"My lads," said he to his men, "all the voyage through I've done a great injustice to that boy of ours. He was a stowaway, right enough, but as loyal as I am. Even to-night, he did his utmost to warn me of danger ahead--he played the part of a man. Now, I ask you a fair question, and I want a straight answer, such as a sailor has a right to expect. For some reason or other, the boy has been left behind; and the ship--as you know--is doomed. She may have another minute to live; but the chances are that in a few seconds she'll be sent sky-high, blown to smithereens. Now, here's the point: are we to go back, and try to save the lad, or shall we row ahead for the shore? Yes, or no? There's no betwixt and between in a matter such as this."
The men in the boat did not take long to make up their minds. They were all British born--men whose forbears for generation after generation had earned their bread upon the sea. And nowhere else is the spirit of self-sacrifice and honest heroism more dearly fostered, nowhere else is a finer school for courage, than upon the broad waters of the ocean where young and old, from the forecastle to the galley, from the North Sea trawler to the Atlantic liner, take their fortunes in their hands and run the danger of their lives amid the wild typhoons of the southern seas, the blizzards of the Horn, and the icebergs of the Arctic. As one man, they offered to return to the stricken ship, to endeavour to save the stowaway.
Turning the boat round, they rowed in desperation, for their own lives also were at stake. The moonlight now seemed brighter than before; the few clouds had shifted; a light wind had sprung up from the west which formed endless ripples upon the surface of the sea, that glistened everywhere like myriads of spangles.
They could see the dark hull of the doomed ship, looming large against the sky-line. She lay there in the midst of the night, helpless and silent, like the great carcase of some stranded mammoth beast. And though these men rowed in a kind of frenzy, straining every nerve and muscle to the utmost, there was little hope in their hearts.

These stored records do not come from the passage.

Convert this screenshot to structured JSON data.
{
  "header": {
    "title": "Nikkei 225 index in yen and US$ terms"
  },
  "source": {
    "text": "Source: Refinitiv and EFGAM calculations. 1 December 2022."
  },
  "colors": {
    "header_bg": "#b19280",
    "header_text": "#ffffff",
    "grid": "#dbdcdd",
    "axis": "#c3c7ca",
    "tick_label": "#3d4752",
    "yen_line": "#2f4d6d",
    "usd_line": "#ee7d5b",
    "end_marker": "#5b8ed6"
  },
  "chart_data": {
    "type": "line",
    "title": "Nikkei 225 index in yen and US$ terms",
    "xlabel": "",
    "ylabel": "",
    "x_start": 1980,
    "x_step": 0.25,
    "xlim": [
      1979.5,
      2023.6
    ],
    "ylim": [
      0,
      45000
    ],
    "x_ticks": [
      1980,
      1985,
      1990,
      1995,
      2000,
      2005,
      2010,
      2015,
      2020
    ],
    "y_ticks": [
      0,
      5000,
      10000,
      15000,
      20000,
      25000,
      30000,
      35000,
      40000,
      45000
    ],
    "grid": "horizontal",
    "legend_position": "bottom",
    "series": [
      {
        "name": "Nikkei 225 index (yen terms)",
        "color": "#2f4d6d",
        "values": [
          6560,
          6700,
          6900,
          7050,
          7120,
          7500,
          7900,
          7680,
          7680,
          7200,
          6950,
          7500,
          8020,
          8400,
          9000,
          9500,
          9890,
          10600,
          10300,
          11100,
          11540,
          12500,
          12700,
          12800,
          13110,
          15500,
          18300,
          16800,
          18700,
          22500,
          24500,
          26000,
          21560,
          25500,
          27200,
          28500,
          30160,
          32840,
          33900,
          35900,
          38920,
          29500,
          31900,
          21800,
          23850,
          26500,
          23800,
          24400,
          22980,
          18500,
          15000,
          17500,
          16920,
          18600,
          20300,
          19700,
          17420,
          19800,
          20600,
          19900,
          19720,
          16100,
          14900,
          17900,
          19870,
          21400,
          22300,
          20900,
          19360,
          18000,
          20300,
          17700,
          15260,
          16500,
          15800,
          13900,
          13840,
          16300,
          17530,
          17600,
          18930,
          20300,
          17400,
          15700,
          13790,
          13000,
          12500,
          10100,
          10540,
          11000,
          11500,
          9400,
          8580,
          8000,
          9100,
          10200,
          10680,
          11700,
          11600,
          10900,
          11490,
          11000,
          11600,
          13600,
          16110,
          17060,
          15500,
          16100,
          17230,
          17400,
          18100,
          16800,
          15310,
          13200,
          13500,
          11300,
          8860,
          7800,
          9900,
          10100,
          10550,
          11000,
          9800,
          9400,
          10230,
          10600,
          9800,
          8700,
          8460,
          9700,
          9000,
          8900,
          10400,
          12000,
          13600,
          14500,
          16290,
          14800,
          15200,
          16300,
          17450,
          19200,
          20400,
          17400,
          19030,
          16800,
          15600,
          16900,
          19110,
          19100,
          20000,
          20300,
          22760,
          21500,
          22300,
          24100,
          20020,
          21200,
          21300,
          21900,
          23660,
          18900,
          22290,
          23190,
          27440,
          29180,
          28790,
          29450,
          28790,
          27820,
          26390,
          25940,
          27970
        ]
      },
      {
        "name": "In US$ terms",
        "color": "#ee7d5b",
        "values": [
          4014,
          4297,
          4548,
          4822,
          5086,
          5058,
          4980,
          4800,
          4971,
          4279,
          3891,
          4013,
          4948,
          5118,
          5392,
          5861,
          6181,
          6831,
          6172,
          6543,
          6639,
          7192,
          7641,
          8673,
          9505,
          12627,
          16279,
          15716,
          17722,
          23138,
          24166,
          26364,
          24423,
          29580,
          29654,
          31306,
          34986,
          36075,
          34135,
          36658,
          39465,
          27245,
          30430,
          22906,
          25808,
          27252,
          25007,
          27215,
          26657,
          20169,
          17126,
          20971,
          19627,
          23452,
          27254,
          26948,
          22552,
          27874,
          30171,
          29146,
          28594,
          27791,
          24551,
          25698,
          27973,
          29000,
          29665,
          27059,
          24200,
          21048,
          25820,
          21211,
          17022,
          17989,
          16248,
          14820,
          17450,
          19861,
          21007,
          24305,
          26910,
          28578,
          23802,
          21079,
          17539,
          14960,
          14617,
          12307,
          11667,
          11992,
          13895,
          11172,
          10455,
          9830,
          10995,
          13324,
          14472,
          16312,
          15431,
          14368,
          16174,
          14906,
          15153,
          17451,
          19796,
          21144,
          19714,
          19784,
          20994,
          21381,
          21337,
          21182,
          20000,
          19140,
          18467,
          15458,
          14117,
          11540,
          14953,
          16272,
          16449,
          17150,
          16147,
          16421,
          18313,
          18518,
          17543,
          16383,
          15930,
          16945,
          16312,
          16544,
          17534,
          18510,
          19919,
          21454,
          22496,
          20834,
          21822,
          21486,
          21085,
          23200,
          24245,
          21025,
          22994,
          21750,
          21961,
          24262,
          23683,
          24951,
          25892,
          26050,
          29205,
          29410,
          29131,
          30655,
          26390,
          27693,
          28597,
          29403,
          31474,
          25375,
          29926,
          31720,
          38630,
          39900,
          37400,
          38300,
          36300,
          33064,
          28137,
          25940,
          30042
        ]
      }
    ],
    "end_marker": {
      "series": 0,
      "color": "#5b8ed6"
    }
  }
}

By now, the submarine had drawn away from the "Harlech." Lying upon the surface of the water, she was like a spider that watches its prey from the centre of its web. The hatch of her conning-tower was closed. The "Harlech," the U93 and the boat in which was Captain Crouch, stood to one another in the relation of the corners of an equilateral triangle. Waves were breaking against the superstructure of the submarine--waves that were white as silver in the bright light of the moon.
Suddenly, Crouch let out a cry, and pointed excitedly towards the east.
"Look there!" he shouted. "A destroyer!"
Every man turned his eyes in the direction indicated; and there, sure enough, standing out upon the sky-line, clearly silhouetted and looking like the teeth of a broken comb, were the four funnels of a torpedo-boat-destroyer, from which proceeded a long, black trail of smoke that lay low and almost parallel to the surface of the sea.
The destroyer rushed through the water as an arrow comes singing through the air. Even as they looked, she grew larger and more distinct; until, presently, they could hear the throbbing of her engines and see the churned water lashed by the revolutions of her screws.
The U93 dived like a startled duck. In a few seconds she was gone.